Author: Peter R 2015-08-05 10:26:19
Published on: 2015-08-05T10:26:19+00:00
In a recent research paper titled “A Transaction Fee Market Exists Without a Block Size Limit,” Peter R explains how a rational Bitcoin miner should select transactions from his node’s mempool to maximize profit without a block size limit. The paper introduces the block space supply curve and the mempool demand curve, which describe the cost for a miner to supply block space by accounting for orphaning risk and the fees offered by the transactions in mempool, respectively. These curves are related to the derivatives of the classical economic supply and demand curves.
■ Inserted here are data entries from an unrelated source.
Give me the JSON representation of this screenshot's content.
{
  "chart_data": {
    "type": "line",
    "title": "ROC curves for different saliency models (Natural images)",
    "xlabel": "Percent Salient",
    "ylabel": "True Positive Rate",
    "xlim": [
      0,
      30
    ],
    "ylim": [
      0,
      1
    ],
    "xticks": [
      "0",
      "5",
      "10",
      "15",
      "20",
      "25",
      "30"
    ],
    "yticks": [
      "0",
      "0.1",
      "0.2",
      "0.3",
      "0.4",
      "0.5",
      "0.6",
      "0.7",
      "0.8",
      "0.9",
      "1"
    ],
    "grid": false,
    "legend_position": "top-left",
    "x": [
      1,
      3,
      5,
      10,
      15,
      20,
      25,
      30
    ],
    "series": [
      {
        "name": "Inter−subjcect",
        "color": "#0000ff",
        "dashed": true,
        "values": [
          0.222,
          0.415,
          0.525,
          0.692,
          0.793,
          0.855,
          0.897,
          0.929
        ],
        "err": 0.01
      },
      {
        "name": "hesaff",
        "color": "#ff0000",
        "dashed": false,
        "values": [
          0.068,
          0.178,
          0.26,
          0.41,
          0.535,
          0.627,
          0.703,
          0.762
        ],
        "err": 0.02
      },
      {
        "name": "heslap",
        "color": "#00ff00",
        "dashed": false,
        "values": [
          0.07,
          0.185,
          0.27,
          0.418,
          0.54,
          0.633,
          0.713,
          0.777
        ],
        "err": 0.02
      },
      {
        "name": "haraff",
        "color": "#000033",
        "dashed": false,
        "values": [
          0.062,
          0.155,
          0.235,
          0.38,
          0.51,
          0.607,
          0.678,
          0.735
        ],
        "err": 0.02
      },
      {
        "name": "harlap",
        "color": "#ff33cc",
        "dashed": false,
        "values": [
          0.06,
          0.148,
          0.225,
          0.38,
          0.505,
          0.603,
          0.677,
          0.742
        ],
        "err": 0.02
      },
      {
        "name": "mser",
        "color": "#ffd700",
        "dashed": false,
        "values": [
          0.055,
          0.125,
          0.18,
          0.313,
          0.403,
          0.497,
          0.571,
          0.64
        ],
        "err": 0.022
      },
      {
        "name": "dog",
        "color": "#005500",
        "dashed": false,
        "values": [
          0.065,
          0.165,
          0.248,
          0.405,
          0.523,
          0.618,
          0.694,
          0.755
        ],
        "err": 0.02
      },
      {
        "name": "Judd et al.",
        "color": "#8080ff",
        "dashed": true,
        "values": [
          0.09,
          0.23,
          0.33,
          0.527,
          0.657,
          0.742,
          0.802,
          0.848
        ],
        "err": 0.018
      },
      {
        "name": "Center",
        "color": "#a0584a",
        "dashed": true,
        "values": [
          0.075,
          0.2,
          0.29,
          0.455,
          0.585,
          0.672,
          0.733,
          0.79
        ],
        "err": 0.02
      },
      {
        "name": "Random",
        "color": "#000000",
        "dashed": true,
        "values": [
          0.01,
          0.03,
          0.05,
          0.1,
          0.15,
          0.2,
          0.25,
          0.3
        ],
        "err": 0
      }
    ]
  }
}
The paper also shows that an unhealthy fee market—where miners are incentivized to produce arbitrarily large blocks—cannot exist since it requires communicating information at an arbitrarily fast rate. A healthy market is defined as one where a rational miner would be incentivized to produce a finite block. An unhealthy market is one where a miner would be incentivized to produce an arbitrarily large block. A non-existant market is one where a miner is better off publishing an empty block. The paper concludes by considering the conditions under which a rational miner would produce big, small or empty blocks, and by estimating the cost of a spam attack. The miner's profit is a maximum at the point where the derivatives of the mempool demand curve and the block space supply curve intersect. This is when "demand and supply are matched." The definitions presented in the paper for these curves represent the empirical demand measurable from a miner’s mempool, while the block space supply curve represents the additional cost to create a block of size Q by accounting for orphaning risk. Furthermore, not only is there a minimum fee density below which no rational miner should include any transactions but the required fee density for inclusion also naturally increases if demand for space within a block is elevated. If the cost to produce block space decreases (e.g., due to improvements in network interconnectivity), then a miner will be able to profitably include a greater number of transactions in his block. In such a scenario, there would be no scalability concerns, as scale would be almost perfectly elastic.